Is this calculation ingenuous and totally correct? No, it is not. Sort of like Brill and Viard, Carroll is calculating what will tend to be top inframarginal rates applying to portions of the income of the very well-to-do. They don’t do much to characterize of the general tenor of the Obama tax plans as they’d affect the median voter — other than, maybe, the feature of shifting more of the tax burden back to the rich (apparently Prof. Mankiw cares personally about those rates).
First, a regularity of upper-income tax returns is that much or most of the income comes from non-wage sources that aren’t subject to the payroll tax.
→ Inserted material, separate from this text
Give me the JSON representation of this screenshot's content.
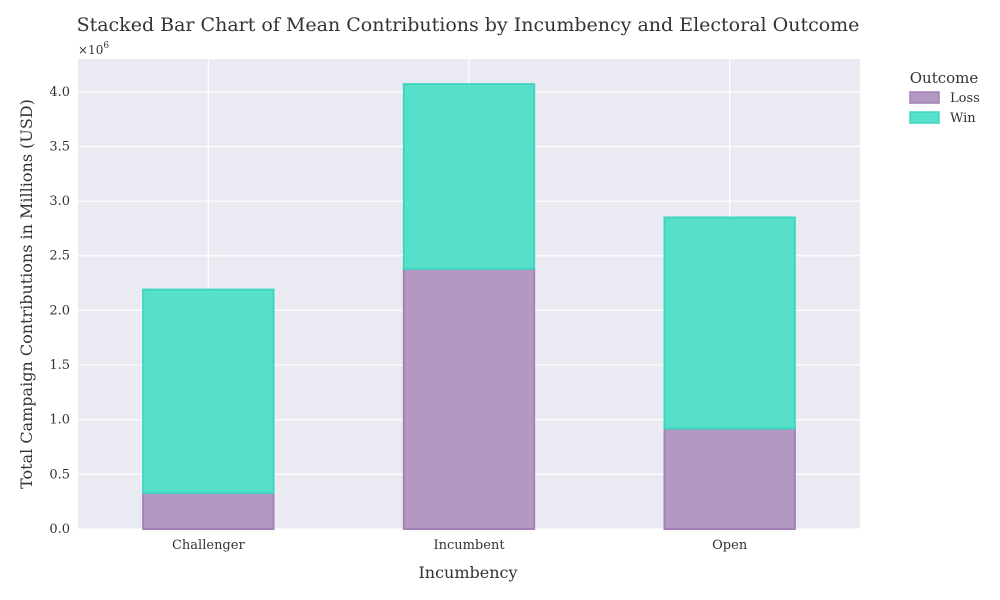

According to the latest (2006) tax filing statistics, taxable returns with Adjusted Gross Income (AGI) between $500,000 and $1 million — the lower-middle class, per John McCain — reported on average $678,000 in AGI and $591,000 of taxable income, of which wages and salaries averaged only $320,000. All that non-employment income would be taxed at no more than the statutory rate for ordinary income — so the difference there is the 35% Bush-era rate vs. the 39.6% Clinton-era rate. Suggesting that the Clinton-era rates don’t provide sufficient incentives for the near-rich and rich to make more money is silly.
Another issue pertains to adding 4.5 percentage points for the exemption and deduction phaseouts to Obama’s rate. The statutory phaseout rates are 2.8% for personal exemptions and 3% for itemized deductions, or 5.8%. Nevertheless, Carroll is not being generous by charging Obama’s plans with 4.5% instead of 5.8%. For one thing, the personal exemption is, except for weird cases — married taxpayers with adjusted gross income in a narrow band around $360,000 and next to nothing in itemized deductions — already phased out before you get to the top bracket. So the effective net hit is no more than 3%, and probably a lot less if not zero. That’s because in this income range, the ordinary income tax interacts strongly with the Alternative Minimum Tax (AMT), with AMT taking away deductions given back by the phaseout of the phaseout. (If you want to view that last sentence as an argument for tax re-simplification, I wouldn’t argue.) It’s worth remembering that increased AMT incidence was a feature of the 2001 tax cuts from the perspective of reducing the law’s apparent revenue reduction and gulling the theoretically fiscally conservative into voting for them.
More broadly, this focuses attention where it should not be, which is to say the plight of the rich — who don’t especially need help (beyond generally sound economic policies) staying rich or getting richer. Though it does seem, fortunately, that the Obama campaign has figured out that they have an issue there.